150 million children are victims of forced labour: UN
As per a leading United Nations' anti-slavery group, Higher than 150 million children are victims of forced labour and progress in reducing that number has slowed.
Half of the children in forced labour are a part of hazardous jobs while more than a third do not go to school, said a report by the UN labour agency, the International Labour Organisation (ILO).
Although the number of child laborers has fallen by 94 million since 2000, the decline has slowed from 2012 to 2016, they said.
As laid out in the United Nations' latest set of global goals agreed in 2015 to tackle poverty and inequality, the effort to end child labour by 2025 seems slowed down subsequently.
Houtan Homayounpour, technical specialist on forced labor at the Geneva-based ILO, said the world was not on track to end child labour in eight years. About 121 million children would still be in child labour in 2025 at this rate.

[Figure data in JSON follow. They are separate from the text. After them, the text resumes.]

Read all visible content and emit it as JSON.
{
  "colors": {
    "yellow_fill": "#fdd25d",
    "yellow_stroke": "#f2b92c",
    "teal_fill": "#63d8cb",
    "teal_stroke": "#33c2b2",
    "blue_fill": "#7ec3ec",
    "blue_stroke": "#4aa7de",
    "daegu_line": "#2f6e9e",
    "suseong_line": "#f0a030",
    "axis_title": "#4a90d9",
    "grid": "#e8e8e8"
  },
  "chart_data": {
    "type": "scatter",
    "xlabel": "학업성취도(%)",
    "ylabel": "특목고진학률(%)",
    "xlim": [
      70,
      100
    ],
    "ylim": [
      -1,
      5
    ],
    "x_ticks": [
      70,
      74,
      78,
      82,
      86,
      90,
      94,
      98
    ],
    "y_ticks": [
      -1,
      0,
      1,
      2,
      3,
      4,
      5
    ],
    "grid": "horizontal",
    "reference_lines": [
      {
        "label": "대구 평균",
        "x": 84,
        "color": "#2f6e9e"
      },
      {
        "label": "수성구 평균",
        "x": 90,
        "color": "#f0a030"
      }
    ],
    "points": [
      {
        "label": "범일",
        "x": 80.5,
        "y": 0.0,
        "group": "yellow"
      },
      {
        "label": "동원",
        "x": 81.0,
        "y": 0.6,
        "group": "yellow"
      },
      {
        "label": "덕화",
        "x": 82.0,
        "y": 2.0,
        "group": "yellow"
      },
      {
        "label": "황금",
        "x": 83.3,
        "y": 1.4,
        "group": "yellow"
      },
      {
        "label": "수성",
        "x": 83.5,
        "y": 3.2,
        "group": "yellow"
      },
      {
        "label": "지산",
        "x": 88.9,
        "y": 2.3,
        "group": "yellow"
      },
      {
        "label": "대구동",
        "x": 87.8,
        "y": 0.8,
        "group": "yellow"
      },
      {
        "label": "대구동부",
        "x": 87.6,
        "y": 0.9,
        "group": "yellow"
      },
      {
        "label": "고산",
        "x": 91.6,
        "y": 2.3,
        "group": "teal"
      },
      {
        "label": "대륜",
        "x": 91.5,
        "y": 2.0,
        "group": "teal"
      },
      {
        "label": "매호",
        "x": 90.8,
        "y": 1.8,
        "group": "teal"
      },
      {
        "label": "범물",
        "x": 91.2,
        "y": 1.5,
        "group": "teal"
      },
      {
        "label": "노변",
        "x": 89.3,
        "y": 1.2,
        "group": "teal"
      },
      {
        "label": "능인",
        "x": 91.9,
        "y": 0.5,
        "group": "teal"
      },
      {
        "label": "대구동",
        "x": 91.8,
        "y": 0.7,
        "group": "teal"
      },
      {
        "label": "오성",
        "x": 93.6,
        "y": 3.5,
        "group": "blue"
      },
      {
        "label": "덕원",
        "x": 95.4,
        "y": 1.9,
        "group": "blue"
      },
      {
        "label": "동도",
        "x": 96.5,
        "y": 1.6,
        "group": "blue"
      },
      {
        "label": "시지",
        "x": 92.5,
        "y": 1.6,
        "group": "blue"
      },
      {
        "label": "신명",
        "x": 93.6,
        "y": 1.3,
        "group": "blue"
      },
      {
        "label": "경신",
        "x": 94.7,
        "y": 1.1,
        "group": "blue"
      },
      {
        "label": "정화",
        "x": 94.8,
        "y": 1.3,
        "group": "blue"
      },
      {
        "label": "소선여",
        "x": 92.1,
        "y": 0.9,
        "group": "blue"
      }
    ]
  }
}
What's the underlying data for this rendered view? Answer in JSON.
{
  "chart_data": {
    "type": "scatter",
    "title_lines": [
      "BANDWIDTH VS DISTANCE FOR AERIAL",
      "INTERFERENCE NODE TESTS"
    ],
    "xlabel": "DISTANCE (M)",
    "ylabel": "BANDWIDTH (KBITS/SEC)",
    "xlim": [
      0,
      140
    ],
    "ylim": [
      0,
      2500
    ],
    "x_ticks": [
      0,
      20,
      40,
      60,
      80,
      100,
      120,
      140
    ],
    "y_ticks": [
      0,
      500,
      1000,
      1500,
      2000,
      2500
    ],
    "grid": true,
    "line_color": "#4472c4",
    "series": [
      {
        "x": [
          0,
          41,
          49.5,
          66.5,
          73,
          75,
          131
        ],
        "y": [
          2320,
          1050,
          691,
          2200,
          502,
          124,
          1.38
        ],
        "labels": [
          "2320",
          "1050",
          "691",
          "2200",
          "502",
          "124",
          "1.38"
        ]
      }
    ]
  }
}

A total of 152 million children - 64 million girls and 88 million boys - are victims of child labor, according to the latest ILO estimate.
More than two-thirds of these children are working on a family farm or in a family business with 71 percent working in agriculture.
"Africa, where child labour is highest in both proportionate and absolute terms, and where progress has stalled, remains a particular priority," the ILO said in its report.
The ILO said its findings came from surveying households in all regions of the world and using data from the UN and world governments.